If ((2x + 3) (ax -5) = 12x² + bx -15) for all values of x, the value of b is c) -9.

Step-by-step explanation:

The given equation is ((2x + 3) (ax - 5) = 12x² + bx - 15). To find the value of b, let's multiply the terms on the left side of the equation and compare coefficients.

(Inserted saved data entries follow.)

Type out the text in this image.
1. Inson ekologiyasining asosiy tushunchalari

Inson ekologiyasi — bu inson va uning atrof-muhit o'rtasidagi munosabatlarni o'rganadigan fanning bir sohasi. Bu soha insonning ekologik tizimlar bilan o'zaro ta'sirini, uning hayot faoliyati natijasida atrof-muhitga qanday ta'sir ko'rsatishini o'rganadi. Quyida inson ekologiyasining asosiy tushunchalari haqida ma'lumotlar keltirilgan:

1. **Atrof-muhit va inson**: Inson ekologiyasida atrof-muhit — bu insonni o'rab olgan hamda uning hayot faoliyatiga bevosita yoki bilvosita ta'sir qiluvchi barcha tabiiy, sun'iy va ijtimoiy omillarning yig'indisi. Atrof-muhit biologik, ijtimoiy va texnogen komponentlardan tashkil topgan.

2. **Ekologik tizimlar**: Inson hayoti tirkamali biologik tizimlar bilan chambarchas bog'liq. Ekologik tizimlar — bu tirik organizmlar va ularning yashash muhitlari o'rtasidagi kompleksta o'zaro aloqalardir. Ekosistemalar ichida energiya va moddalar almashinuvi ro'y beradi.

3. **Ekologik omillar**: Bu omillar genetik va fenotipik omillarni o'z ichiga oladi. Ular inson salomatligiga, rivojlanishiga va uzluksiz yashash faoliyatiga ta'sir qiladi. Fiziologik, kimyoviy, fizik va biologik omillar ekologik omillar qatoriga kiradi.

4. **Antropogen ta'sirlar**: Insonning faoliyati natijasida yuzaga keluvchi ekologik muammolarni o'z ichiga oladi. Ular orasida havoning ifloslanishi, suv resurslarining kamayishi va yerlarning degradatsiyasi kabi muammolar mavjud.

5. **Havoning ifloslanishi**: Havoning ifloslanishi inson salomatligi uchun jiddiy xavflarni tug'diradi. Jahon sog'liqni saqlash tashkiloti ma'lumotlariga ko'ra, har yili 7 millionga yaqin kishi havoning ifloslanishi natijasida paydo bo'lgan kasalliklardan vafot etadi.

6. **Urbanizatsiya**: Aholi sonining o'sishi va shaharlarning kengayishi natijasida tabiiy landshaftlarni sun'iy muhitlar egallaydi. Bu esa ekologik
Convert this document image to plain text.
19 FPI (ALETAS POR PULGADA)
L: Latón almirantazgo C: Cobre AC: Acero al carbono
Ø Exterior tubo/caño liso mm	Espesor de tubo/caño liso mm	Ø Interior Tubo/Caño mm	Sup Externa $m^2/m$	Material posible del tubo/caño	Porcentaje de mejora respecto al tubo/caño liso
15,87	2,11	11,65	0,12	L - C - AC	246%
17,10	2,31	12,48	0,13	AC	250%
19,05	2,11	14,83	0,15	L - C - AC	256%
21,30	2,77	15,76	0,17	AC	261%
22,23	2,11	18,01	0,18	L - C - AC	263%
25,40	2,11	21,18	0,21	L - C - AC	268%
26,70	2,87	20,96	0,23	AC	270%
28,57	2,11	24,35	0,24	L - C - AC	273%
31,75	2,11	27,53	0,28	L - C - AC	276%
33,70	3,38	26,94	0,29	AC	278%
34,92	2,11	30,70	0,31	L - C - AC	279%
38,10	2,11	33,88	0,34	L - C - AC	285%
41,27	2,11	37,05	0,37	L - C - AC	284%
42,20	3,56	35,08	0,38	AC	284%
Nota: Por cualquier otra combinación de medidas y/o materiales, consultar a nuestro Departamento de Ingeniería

First, distribute the terms:

`\[ (2x + 3)(ax - 5) = 2x(ax - 5) + 3(ax - 5) \]`

`\[ = 2ax^2 - 10x + 3ax - 15 \]`

Combine like terms:

`\[ = 2ax^2 + (3a - 10)x - 15 \]`

Now, compare the result with the given expression (12x² + bx - 15):

`\[ 2ax^2 + (3a - 10)x - 15 = 12x^2 + bx - 15 \]`

By comparing coefficients, we can equate corresponding terms:

`\[ 2a = 12 \Rightarrow a = 6 \]`

`\[ 3a - 10 = b \Rightarrow 3(6) - 10 = b \Rightarrow b = 18 - 10 = 8 \]`

Therefore, the correct value for b is 8. However, this contradicts the provided options. It seems there might be a typo in the options, and the correct value for b should be -8. Please double-check the options.